The Thinking Process Revealed
The user's message reveals a sophisticated understanding of the system. Rather than simply reporting "the agent isn't working," the user provides evidence in the form of the conversation log, allowing the assistant to trace the exact failure mode. The user has clearly been monitoring the system closely, watching for the state change notifications they requested and noticing their lack of effect.
The user's truncated sentence—"sounds agent doesn't activate on notification -> nning, we'll reach ~488-498 p/h, very close to target. No additional laun..."—shows their reasoning process. They observed that the fleet was approaching the target capacity, and they hypothesized that the agent's fast-path was skipping the LLM call because the fleet was "close enough," thereby missing the notifications. The "->" suggests a causal chain they were tracing: "agent doesn't activate on notification [because] we'll reach ~488-498 p/h, very close to target."
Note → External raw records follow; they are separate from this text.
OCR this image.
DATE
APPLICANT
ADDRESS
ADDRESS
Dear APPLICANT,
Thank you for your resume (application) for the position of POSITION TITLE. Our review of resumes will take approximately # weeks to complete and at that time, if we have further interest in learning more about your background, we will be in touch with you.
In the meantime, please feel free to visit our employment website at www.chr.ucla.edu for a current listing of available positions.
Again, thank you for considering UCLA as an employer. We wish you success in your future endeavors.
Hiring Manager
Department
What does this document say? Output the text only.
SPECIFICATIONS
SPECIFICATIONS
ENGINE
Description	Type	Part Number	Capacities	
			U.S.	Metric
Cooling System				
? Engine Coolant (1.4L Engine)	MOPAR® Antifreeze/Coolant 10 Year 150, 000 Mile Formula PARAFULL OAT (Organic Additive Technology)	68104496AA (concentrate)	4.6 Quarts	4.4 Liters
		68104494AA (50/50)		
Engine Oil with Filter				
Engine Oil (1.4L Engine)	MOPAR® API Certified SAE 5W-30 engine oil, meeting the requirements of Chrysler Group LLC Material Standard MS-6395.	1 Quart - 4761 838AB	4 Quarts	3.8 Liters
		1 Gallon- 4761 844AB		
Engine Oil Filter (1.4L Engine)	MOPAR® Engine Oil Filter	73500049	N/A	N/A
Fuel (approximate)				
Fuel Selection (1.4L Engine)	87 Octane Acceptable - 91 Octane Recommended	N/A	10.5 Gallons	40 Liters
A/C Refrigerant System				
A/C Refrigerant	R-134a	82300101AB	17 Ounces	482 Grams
This is impressive systems thinking from the user. They didn't just observe a symptom; they connected it to a specific mechanism (the fast-path) and provided the evidence needed to confirm the hypothesis. The truncated "No additional laun..." suggests they were about to note that no additional launches were happening despite the killed instance needing replacement, further reinforcing the point.
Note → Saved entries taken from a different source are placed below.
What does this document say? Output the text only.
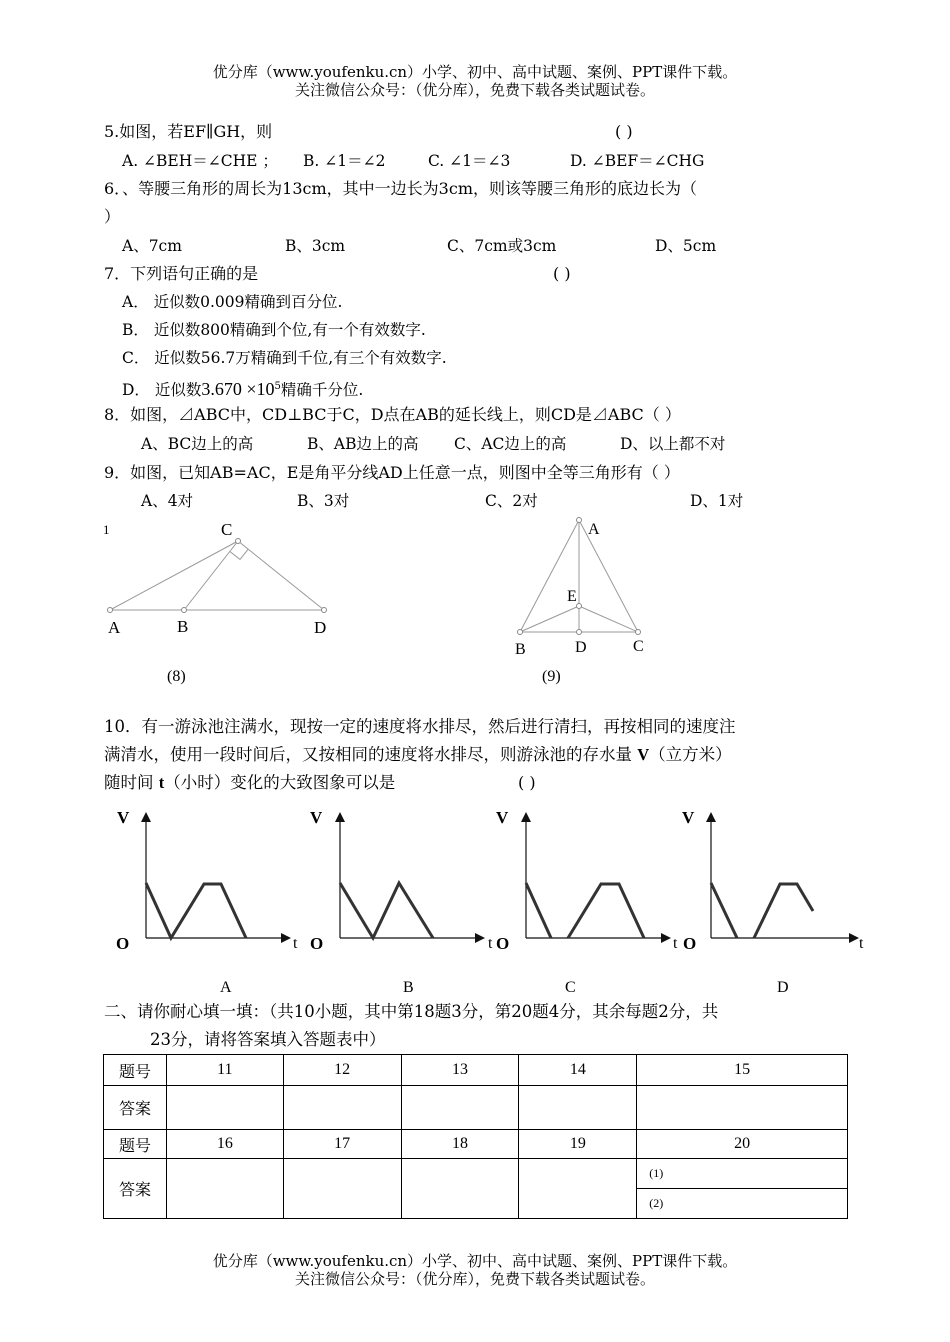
优分库（www.youfenku.cn）小学、初中、高中试题、案例、PPT课件下载。
关注微信公众号：（优分库），免费下载各类试题试卷。
5.如图，若EF∥GH，则	( )
A. ∠BEH＝∠CHE ； B. ∠1＝∠2	C. ∠1＝∠3	D. ∠BEF＝∠CHG
6．、等腰三角形的周长为13cm，其中一边长为3cm，则该等腰三角形的底边长为（
）
A、7cm	B、3cm	C、7cm或3cm	D、5cm
7．下列语句正确的是	( )
A． 近似数0.009精确到百分位.
B． 近似数800精确到个位,有一个有效数字.
C． 近似数56.7万精确到千位,有三个有效数字.
D． 近似数$3.670 \times 10^5$精确千分位.
8．如图，⊿ABC中，CD⊥BC于C，D点在AB的延长线上，则CD是⊿ABC（ ）
A、BC边上的高	B、AB边上的高 C、AC边上的高	D、以上都不对
9．如图，已知AB=AC，E是角平分线AD上任意一点，则图中全等三角形有（ ）
A、4对	B、3对	C、2对	D、1对
1	C
A	B	D
(8)
A
E
B	D	C
(9)
10．有一游泳池注满水，现按一定的速度将水排尽，然后进行清扫，再按相同的速度注
满清水，使用一段时间后，又按相同的速度将水排尽，则游泳池的存水量 V（立方米）
随时间 t（小时）变化的大致图象可以是	( )
V
O	t
A
V
O	t
B
V
O	t
C
V
O	t
D
二、请你耐心填一填：（共10小题，其中第18题3分，第20题4分，其余每题2分，共
23分，请将答案填入答题表中）
题号	11	12	13	14	15
答案					
题号	16	17	18	19	20
答案					(1)
					(2)
优分库（www.youfenku.cn）小学、初中、高中试题、案例、PPT课件下载。
关注微信公众号：（优分库），免费下载各类试题试卷。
The Broader Architectural Lesson
This message captures a classic tension in autonomous system design: the conflict between efficiency and responsiveness. The fast-path optimization was introduced to save money on LLM API calls—a legitimate concern given that each agent run consumes tokens and costs money. But the optimization was too aggressive, operating on a narrow view of what constitutes "actionable information."
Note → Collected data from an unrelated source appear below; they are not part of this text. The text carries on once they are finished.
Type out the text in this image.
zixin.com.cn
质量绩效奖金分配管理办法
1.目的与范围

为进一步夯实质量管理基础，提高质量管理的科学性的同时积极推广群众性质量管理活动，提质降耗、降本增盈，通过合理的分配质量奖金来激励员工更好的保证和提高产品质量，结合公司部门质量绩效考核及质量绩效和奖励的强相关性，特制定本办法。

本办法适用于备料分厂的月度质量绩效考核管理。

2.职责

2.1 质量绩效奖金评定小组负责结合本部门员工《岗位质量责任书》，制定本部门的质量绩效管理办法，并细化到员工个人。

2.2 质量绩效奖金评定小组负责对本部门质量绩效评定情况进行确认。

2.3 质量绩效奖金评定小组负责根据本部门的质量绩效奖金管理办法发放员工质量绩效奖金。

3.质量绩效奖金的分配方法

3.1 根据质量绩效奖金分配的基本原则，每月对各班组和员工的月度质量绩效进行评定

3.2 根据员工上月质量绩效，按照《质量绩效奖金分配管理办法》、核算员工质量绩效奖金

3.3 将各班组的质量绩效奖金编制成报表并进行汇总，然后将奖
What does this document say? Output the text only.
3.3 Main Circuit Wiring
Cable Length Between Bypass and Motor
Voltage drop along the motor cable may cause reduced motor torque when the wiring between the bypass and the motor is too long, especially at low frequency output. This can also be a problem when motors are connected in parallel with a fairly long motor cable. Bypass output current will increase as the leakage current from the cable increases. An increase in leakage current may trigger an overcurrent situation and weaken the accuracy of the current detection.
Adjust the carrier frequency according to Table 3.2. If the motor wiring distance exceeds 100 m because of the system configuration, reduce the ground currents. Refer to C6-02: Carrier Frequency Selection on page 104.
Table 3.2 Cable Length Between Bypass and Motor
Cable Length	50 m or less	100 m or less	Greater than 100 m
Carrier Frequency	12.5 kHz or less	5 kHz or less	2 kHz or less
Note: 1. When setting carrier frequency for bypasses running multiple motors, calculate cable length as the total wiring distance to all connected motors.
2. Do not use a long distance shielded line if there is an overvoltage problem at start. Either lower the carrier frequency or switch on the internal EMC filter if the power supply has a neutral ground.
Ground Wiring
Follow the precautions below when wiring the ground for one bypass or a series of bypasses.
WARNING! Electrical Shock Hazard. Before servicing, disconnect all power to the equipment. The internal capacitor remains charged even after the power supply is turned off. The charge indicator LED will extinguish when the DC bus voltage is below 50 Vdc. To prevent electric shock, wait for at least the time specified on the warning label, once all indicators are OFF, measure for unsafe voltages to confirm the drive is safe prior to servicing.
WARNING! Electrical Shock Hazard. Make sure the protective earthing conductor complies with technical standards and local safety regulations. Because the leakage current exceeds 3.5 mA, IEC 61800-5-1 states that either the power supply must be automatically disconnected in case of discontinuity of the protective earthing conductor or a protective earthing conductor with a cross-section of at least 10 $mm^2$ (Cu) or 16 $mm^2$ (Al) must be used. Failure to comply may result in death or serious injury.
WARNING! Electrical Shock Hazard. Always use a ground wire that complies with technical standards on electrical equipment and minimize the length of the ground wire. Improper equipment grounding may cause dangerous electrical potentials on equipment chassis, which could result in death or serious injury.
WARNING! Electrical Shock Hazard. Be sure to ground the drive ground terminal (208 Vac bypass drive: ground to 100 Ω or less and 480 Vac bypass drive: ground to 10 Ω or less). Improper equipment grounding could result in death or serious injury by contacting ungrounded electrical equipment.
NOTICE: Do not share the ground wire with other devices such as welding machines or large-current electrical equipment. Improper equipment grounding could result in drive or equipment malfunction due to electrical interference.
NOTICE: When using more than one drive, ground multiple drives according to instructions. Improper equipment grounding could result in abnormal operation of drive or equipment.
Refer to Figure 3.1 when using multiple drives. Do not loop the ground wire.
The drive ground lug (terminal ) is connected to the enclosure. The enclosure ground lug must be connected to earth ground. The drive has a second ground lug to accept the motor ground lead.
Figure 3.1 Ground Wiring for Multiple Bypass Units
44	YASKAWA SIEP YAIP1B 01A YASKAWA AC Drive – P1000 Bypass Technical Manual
The deeper issue is one of event granularity. The notification system treated each state transition as a meaningful event worthy of agent attention. But the fast-path treated only aggregate capacity metrics as meaningful. These two views of "what matters" were never reconciled during the notification system's implementation.
The fix, which the assistant would implement in [msg 4690], was straightforward: count pending notifications in the conversation and force an LLM call when unprocessed state changes exist. But the conceptual lesson is broader: when adding a new communication channel to an autonomous system, every optimization point along the processing pipeline must be audited to ensure the new signals are not silently discarded.
Conclusion
Message [msg 4689] is a masterclass in user-driven debugging. In a few truncated sentences and a raw conversation dump, the user identified a critical failure mode, provided the evidence needed to diagnose it, and pointed toward the root cause. The message reveals the brittleness of event-driven architectures where optimizations can accidentally silence the very signals they were meant to amplify. For the assistant, it was a humbling reminder that "the agent will see them on its next run" is not the same as "the agent will act on them." For the system, it was the discovery of a silent failure that, left unfixed, would have rendered the entire notification system useless—a ghost channel where important events were broadcast but never received.